TKI therapy was restarted in 57 out of the 61 relapsed patients, and 55 patients achieved a second CMR within a median time of 4.2 months, Etienne reported. "None of the molecular-relapse patients have CML event progression."


In patients who achieved the first six months without recurrence, the probability of molecular relapse was 10 percent at 24 months.


Some 39 patients remained free from molecular recurrence at a median of 67 months follow-up. One patient died of a CML-unrelated cause (myocardial infarction) nine months after imatinib discontinuation.


"At the last available molecular evaluation, 37 out of the 39 patients were in CMR," Etienne said. More than 40 percent of the patients maintained a stable CMR, while the others have intermittent positive BCR-ABL transcript detection without molecular relapse.


The probability of molecular relapse-free survival at six months was 43 percent; at 24 months it was 38 percent; and at 84 months it was 38 percent.


Related Factors

In order to identify factors associated with molecular relapse, the researchers analyzed several baseline patient characteristics, including gender, age at diagnosis and at imatinib cessation, Sokal risk score, previous treatment with interferon, time from the start of imatinib therapy to first undetectable minimal residual disease, duration of undetectable MRD before imatinib discontinuation, and imatinib duration.


Using multivariate analysis, Sokal risk score was the only variable associated with a significant probability of molecular relapse, Etienne said. "Those with a low Sokal risk score had a significantly reduced risk of molecular relapse."


Summing Up

Summing up, Etienne said: "With a longer follow-up after imatinib discontinuation, we report no CML event progression. Most if not all relapsing patients have achieved a second deep molecular response after TKI resumption. Molecular recurrence was very rare after six months, and no molecular recurrence was reported after two years."
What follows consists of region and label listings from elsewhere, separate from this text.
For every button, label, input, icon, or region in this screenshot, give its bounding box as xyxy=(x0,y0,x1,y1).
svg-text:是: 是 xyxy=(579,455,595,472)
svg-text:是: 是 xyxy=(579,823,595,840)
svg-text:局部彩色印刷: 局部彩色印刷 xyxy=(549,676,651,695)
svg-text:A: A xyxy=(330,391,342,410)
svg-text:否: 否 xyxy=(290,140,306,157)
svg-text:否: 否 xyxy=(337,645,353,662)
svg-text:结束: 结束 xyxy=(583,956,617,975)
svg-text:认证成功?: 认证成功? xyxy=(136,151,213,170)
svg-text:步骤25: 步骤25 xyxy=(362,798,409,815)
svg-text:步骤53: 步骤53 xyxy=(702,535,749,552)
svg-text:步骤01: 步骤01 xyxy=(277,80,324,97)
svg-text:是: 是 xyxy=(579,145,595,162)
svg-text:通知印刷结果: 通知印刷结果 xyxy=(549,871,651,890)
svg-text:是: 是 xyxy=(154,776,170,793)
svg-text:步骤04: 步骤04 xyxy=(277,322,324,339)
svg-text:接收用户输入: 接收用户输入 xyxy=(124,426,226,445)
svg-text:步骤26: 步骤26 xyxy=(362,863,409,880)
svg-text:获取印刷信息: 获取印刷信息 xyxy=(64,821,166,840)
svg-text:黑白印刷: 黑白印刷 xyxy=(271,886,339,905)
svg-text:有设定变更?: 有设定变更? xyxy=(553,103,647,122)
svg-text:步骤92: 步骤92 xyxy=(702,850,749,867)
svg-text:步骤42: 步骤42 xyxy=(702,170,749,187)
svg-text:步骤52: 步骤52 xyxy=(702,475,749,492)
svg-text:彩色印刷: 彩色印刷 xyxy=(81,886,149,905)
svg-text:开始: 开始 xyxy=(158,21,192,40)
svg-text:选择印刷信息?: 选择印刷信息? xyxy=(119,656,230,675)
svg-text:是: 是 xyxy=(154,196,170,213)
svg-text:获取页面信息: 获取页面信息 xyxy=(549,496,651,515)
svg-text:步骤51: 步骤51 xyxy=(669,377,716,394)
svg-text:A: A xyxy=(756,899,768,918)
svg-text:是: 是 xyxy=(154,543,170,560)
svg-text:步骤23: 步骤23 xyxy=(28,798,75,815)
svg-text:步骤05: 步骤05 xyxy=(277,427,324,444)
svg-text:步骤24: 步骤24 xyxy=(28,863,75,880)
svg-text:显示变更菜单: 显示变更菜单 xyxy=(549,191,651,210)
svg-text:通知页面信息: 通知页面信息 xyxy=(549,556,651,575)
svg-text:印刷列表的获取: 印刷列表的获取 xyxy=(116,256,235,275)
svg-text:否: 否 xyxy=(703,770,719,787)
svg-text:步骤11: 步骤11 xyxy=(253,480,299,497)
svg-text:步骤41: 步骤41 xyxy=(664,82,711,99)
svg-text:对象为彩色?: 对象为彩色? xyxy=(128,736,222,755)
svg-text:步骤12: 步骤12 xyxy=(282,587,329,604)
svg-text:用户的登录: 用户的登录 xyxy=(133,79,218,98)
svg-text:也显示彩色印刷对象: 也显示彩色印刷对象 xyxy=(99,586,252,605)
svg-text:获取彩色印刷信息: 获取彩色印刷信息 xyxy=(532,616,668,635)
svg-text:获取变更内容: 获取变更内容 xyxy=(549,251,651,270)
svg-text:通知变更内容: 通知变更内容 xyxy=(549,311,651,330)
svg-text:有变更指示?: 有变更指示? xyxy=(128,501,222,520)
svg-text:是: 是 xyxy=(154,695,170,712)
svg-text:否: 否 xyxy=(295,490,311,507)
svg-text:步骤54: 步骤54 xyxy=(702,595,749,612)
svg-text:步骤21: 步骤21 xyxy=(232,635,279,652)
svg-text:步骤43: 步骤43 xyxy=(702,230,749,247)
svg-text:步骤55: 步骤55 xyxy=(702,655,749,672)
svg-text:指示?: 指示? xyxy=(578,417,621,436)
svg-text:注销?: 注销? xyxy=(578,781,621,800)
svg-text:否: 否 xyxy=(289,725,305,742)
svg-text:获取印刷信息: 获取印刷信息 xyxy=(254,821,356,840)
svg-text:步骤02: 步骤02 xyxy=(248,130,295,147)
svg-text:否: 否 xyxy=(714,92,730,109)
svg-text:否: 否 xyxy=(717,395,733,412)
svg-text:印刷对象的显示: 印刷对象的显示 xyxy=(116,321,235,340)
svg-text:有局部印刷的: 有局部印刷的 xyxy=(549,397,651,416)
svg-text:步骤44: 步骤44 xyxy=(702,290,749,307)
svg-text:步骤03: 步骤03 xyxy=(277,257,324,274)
He said imatinib discontinuation is safe, provided that a deep sustained molecular response has been achieved before discontinuation, and that patients are closely monitored after treatment cessation.


"Sokal risk score continues to be a strong, significant factor associated with molecular relapse, suggesting that eradication of the leukemic clone may depend on the intrinsic feature of the disease."


He noted that the statistical analysis of predictive factors was limited because half of the patients were previously treated with interferon.



In an interview, the moderator of the session where the results were reported, Guiseppe Saglio, MD, Professor of Hematology at the University of Turin in Italy, said: "With long-term follow-up, no late relapses were observed. However, the kinetics of the recurrent molecular clones is not good. With recurrences early on, we see the onset of clones that were resistant to therapy."


Saglio noted that only five to 10 percent of recurrences occurred at later times, and generally no more than 12 months since discontinuation of imatinib.


"The kinetics of clones is different depending on the time of relapse," he said. "We see clones with rapid growth as well as those with slow growth. It will be important to understand this difference in relapses. This will tell us the way to block recurrences and provide patients who discontinue TKIs with therapy that is successful."


In the question-and-answer session, Etienne noted that the researchers will continue to monitor these patients because "we don't know whether there will be very, very late relapses."